Green Darkness
- First edition cover
- Author: Anya Seton
- Language: English
- Genre: Historical, Romance novel
- Publisher: Houghton Mifflin
- Publication date: 1 November 1972
- Publication place: United States
- Media type: Print (Hardback & Paperback)
- Pages: 480 pp (first edition, hardback)
- ISBN: 0-340-15979-0 (first edition, hardback)
- OCLC: 59141914

= Green Darkness =

1972 novel by Anya Seton

Green Darkness is a 1972 novel by Anya Seton. It spent six months on The New York Times Best Seller list and became her most popular novel.

==Plot summary==
In the 1960s, young Celia Marsdon is a rich American heiress who, upon her marriage to English aristocrat Richard Marsdon, goes to live at an ancestral manor in Sussex, England. Shortly afterward, strange things begin to occur — Richard begins acting out of character, and Celia starts to have strange fits and visions. Celia's mother, Lily Taylor, has befriended a Hindu guru, Dr. Akananda, and it is he who discovers what's wrong with the young couple. The troubles of the present time can only be solved by revisiting a tragedy from the past.

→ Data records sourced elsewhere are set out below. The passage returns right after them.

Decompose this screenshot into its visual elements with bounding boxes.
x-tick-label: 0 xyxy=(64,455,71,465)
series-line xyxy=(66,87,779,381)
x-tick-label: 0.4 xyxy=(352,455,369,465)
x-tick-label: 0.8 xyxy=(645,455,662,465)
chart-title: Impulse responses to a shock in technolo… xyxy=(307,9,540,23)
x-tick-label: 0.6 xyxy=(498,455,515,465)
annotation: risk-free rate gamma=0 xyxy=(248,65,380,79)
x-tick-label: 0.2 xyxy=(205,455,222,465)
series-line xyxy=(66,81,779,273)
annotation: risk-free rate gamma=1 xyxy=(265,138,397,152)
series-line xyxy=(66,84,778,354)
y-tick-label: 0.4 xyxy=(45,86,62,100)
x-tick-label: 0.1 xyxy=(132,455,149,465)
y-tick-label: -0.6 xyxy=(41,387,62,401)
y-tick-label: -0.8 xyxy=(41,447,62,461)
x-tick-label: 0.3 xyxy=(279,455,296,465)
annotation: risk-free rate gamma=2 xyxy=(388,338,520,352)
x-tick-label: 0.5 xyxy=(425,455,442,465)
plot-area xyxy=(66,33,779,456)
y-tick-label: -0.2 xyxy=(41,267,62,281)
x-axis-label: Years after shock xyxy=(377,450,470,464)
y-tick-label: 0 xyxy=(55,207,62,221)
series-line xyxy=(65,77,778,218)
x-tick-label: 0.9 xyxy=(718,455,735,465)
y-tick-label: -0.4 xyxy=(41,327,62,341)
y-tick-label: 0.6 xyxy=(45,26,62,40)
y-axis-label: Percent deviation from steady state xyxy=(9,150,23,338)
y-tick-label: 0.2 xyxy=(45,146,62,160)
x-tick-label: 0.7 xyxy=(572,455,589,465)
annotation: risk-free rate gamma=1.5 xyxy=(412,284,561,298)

The book then moves back in time to the reign of Edward VI, as lovely young Celia de Bohun and her guardian aunt take up residence with the noble Catholic family of Anthony Browne as "poor relations." Celia is a fascinating and believable character, full of contradictions and human failings. She is headstrong and impulsive; innocent but coquettish; and can easily attract male attention. She creates a scandal when she becomes infatuated with the family chaplain, Stephen Marsdon, who in turn desires Celia but does not want to break his vow of chastity. They are forced to part, but never forget each other. Time passes; King Edward dies and his persecution of Catholics ends, only to be followed by his successor Queen Mary I's persecution of Protestants; the Browne family fortunes prosper under the Marian reign; and sympathetic characters harden into detestable ones. When Celia and Stephen finally meet again, nothing can stop the passion between them. It ends tragically. The Tudor story and the narrative returns to the 1960s to find resolution in the present and lay to rest the tormented souls of Stephen and Celia so that Richard and his wife can live together happily without visions of their past lives coming between them.

==Historical background==
The Manor House setting in Green Darkness at Ightham Mote was faithfully replicated at Cape Elizabeth, Maine by Charles Henry Robinson. It was named 'Hidden Court' and can still be seen As of 2004.

The Spread Eagle Inn and Cowdray House are real places in Midhurst, West Sussex, England, as is St Ann's Hill, where Midhurst Castle once stood.

== Reception ==
Green Darkness was reviewed by Kirkus Reviews.